Mrs Miller: Thank you for your questions. I will pick up your words to take “proper time” over this. I think the Government should take proper time over the whole of the Bill. In potentially rushing it through, we could end up with a piece of legislation that is not doing what the Government set out for it to do, which is to close a loophole in the law.
Far from it, it could be putting in place a piece of legislation that exacerbates loopholes and gives perpetrators the opportunity to say, “Well, do you know what? I was only doing it for financial gain. I wasn’t doing it to harass the victim or for sexual gratification. I was simply doing it so that I could get 100 quid from an online site. I didn’t even know the name of the victim, so I couldn’t have been harassing them or humiliating them, and I certainly wasn’t getting sexual gratification from the images.” In rushing this through, for the best possible motives, we may end up with a piece of legislation that does not close that gap.

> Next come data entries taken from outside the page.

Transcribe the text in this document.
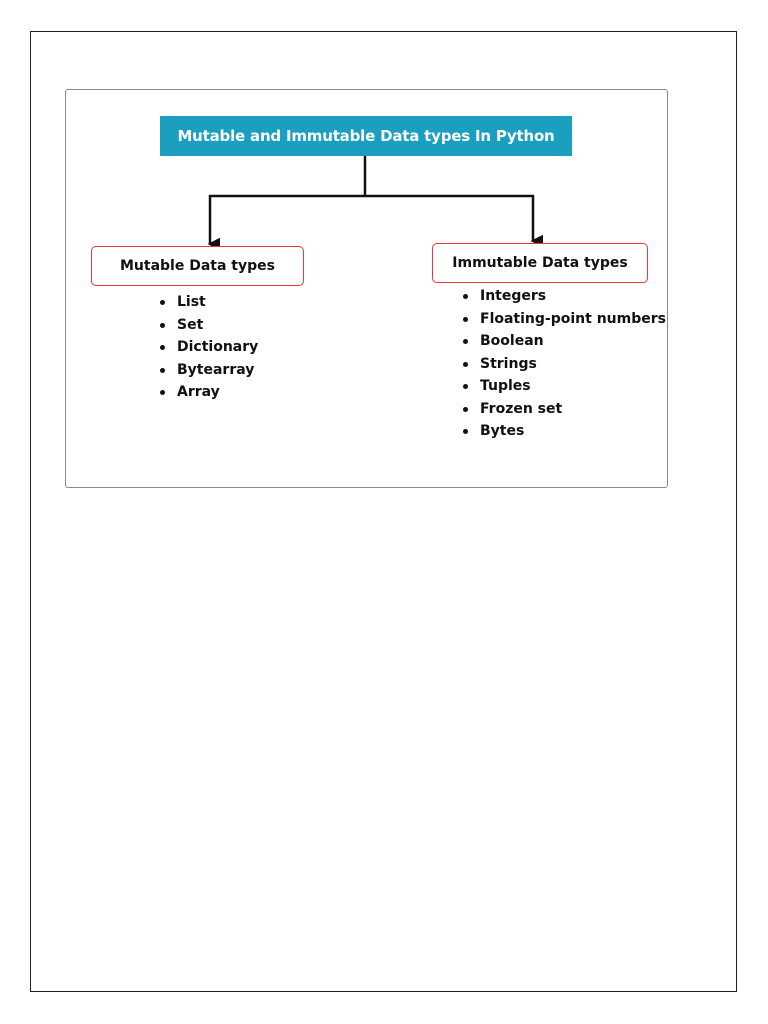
Mutable and Immutable Data types In Python
Mutable Data types	Immutable Data types
List
Set
Dictionary
Bytearray
Array
Integers
Floating-point numbers
Boolean
Strings
Tuples
Frozen set
Bytes
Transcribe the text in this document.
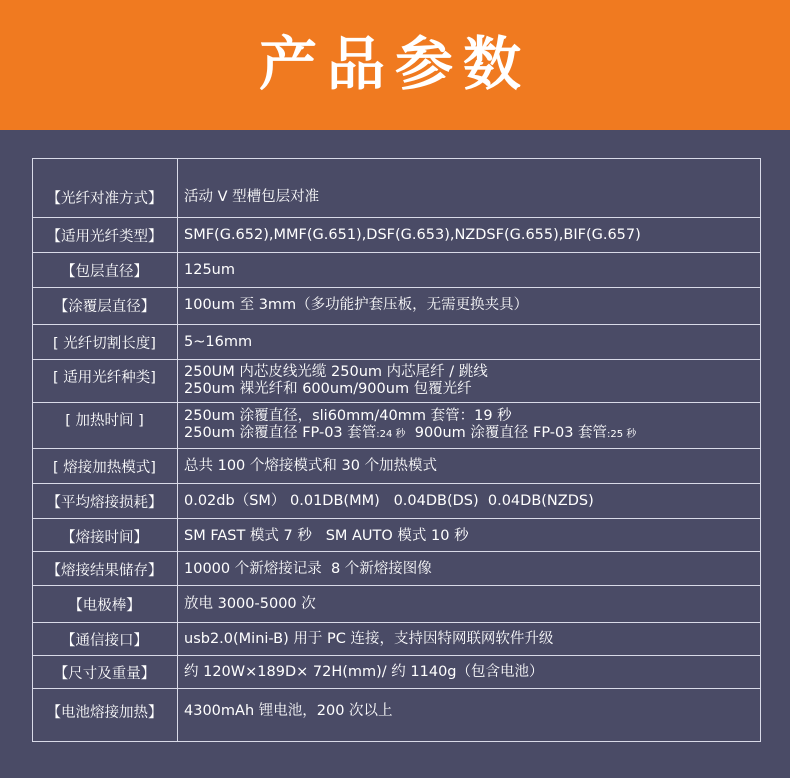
产品参数
【光纤对准方式】	活动 V 型槽包层对准
【适用光纤类型】	SMF(G.652),MMF(G.651),DSF(G.653),NZDSF(G.655),BIF(G.657)
【包层直径】	125um
【涂覆层直径】	100um 至 3mm（多功能护套压板，无需更换夹具）
[ 光纤切割长度]	5~16mm
[ 适用光纤种类]	250UM 内芯皮线光缆 250um 内芯尾纤 / 跳线
250um 裸光纤和 600um/900um 包覆光纤
[ 加热时间 ]	250um 涂覆直径，sli60mm/40mm 套管：19 秒
250um 涂覆直径 FP-03 套管:24 秒  900um 涂覆直径 FP-03 套管:25 秒
[ 熔接加热模式]	总共 100 个熔接模式和 30 个加热模式
【平均熔接损耗】	0.02db（SM） 0.01DB(MM)   0.04DB(DS)  0.04DB(NZDS)
【熔接时间】	SM FAST 模式 7 秒   SM AUTO 模式 10 秒
【熔接结果储存】	10000 个新熔接记录  8 个新熔接图像
【电极棒】	放电 3000-5000 次
【通信接口】	usb2.0(Mini-B) 用于 PC 连接，支持因特网联网软件升级
【尺寸及重量】	约 120W×189D× 72H(mm)/ 约 1140g（包含电池）
【电池熔接加热】	4300mAh 锂电池，200 次以上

On amending the Bill to cover distribution, I say to Mr Thomson that following the introduction of the Scottish Act, a piece of catch-up work had to be done. As I mentioned, a piece of legislation had to be passed in 2016 to close the gap created by the fact that the original Act did not cover distribution. Perhaps I will point the Committee towards some further evidence here. The Bill is very much founded on what was put in place in Scotland in 2012. A lot has happened since then to the way the online world works and the way other countries deal with exactly the same problems with regard to images.

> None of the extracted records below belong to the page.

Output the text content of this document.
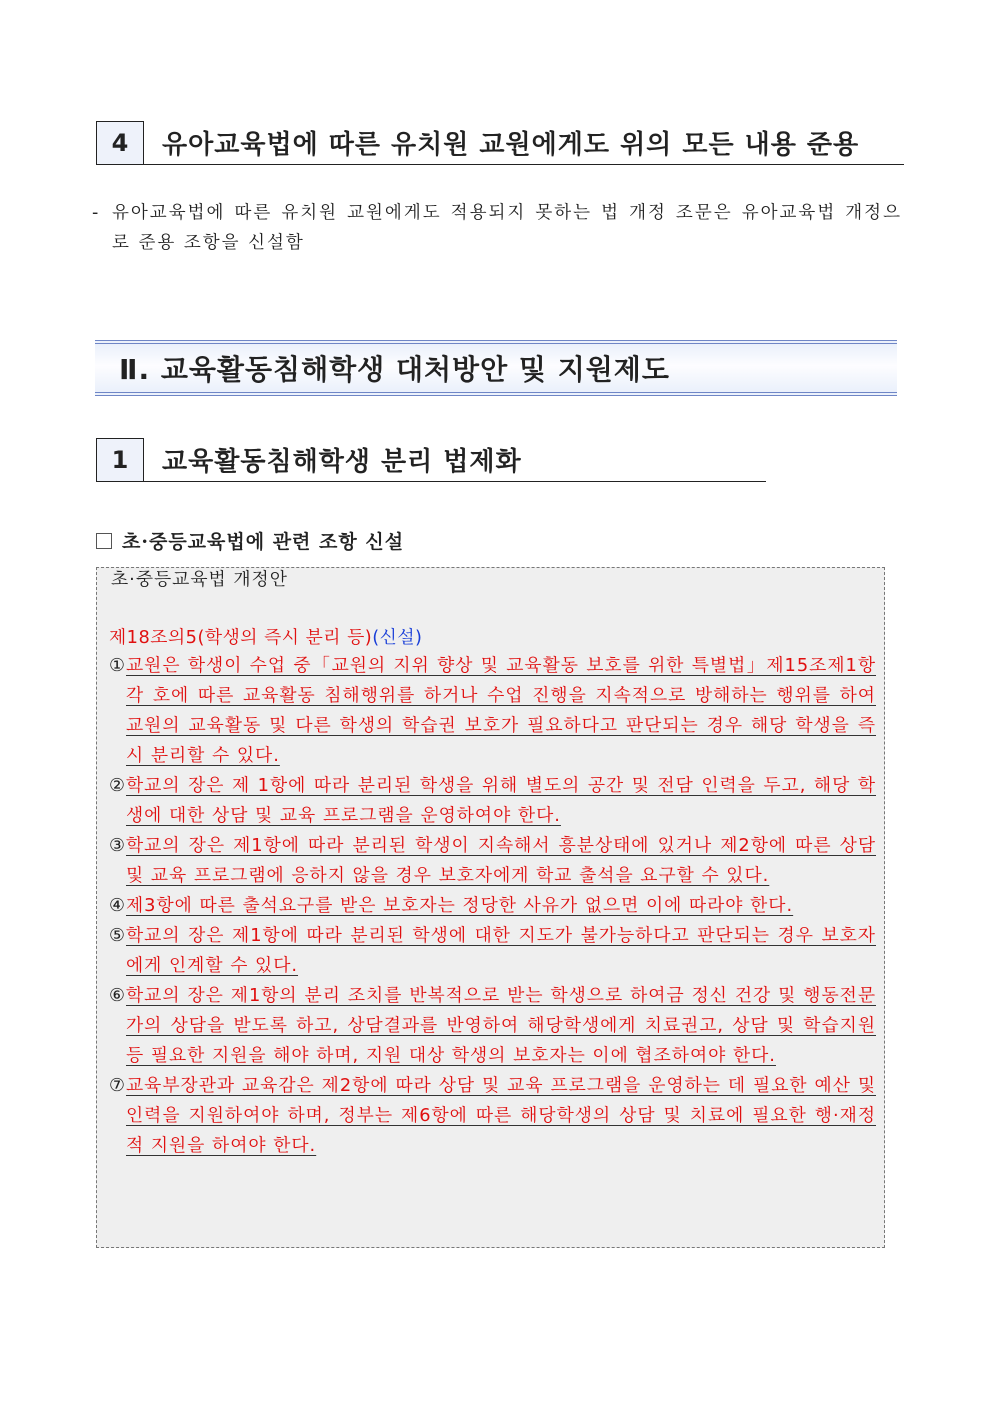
4	유아교육법에 따른 유치원 교원에게도 위의 모든 내용 준용
- 유아교육법에 따른 유치원 교원에게도 적용되지 못하는 법 개정 조문은 유아교육법 개정으로 준용 조항을 신설함
Ⅱ. 교육활동침해학생 대처방안 및 지원제도
1	교육활동침해학생 분리 법제화
초·중등교육법에 관련 조항 신설
초·중등교육법 개정안
제18조의5(학생의 즉시 분리 등)(신설)
① 교원은 학생이 수업 중「교원의 지위 향상 및 교육활동 보호를 위한 특별법」제15조제1항 각 호에 따른 교육활동 침해행위를 하거나 수업 진행을 지속적으로 방해하는 행위를 하여 교원의 교육활동 및 다른 학생의 학습권 보호가 필요하다고 판단되는 경우 해당 학생을 즉시 분리할 수 있다.
② 학교의 장은 제 1항에 따라 분리된 학생을 위해 별도의 공간 및 전담 인력을 두고, 해당 학생에 대한 상담 및 교육 프로그램을 운영하여야 한다.
③ 학교의 장은 제1항에 따라 분리된 학생이 지속해서 흥분상태에 있거나 제2항에 따른 상담 및 교육 프로그램에 응하지 않을 경우 보호자에게 학교 출석을 요구할 수 있다.
④ 제3항에 따른 출석요구를 받은 보호자는 정당한 사유가 없으면 이에 따라야 한다.
⑤ 학교의 장은 제1항에 따라 분리된 학생에 대한 지도가 불가능하다고 판단되는 경우 보호자에게 인계할 수 있다.
⑥ 학교의 장은 제1항의 분리 조치를 반복적으로 받는 학생으로 하여금 정신 건강 및 행동전문가의 상담을 받도록 하고, 상담결과를 반영하여 해당학생에게 치료권고, 상담 및 학습지원 등 필요한 지원을 해야 하며, 지원 대상 학생의 보호자는 이에 협조하여야 한다.
⑦ 교육부장관과 교육감은 제2항에 따라 상담 및 교육 프로그램을 운영하는 데 필요한 예산 및 인력을 지원하여야 하며, 정부는 제6항에 따른 해당학생의 상담 및 치료에 필요한 행·재정적 지원을 하여야 한다.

I am somewhat surprised that the Government do not want to look at precedents other than Scotland to get a better solution. For instance, why would the Government not want to look at what is happening in New South Wales, where a law was introduced that covers all intimate images that are taken and potentially distributed? Why would they not look at the Irish commission’s proposal, which again establishes a core offence and, rather than focusing only on upskirting, includes all intimate images that are distributed non-consensually? My question is: why Scotland? Why not try to do a proper job and look at what other countries have done far more recently?
Q
Mrs Miller: I would say that one very good aspect of the Bill is that it will make upskirting a sex offence, so, as the Minister set out clearly in the Second Reading Committee, there will be anonymity for victims. I am very clear that that—acknowledging that many image-based offences should be categorised as sex offences and therefore that victims should be afforded anonymity—is a move in the right direction.
At the risk of going into other areas—I know you would not want me to, Sir Roger—there are parallels to be drawn with revenge pornography, which was not deemed a sex offence despite the fact that it has a similar impact on victims, and for which there is no anonymity as a result. We know from work by organisations such as the BBC that one in three victims in cases where police want to press charges backs out. Many perhaps do so because of the lack of anonymity if cases are taken to court.
The Bill is a is a positive step, but Ms Saville Roberts alludes to the concern that, by rushing it through, we may reinforce the fact that not all intimate images are illegal and reinforce bad behaviour. She is absolutely right. What really concerns me is that perpetrators could easily plead that they were taking images not for sexual gratification, but anonymously for sale to a third party. That could actually give perpetrators a very big loophole to climb through. At the moment it is not so clear but, if the loophole is set out in law, some very clever barristers could make extremely good use of it.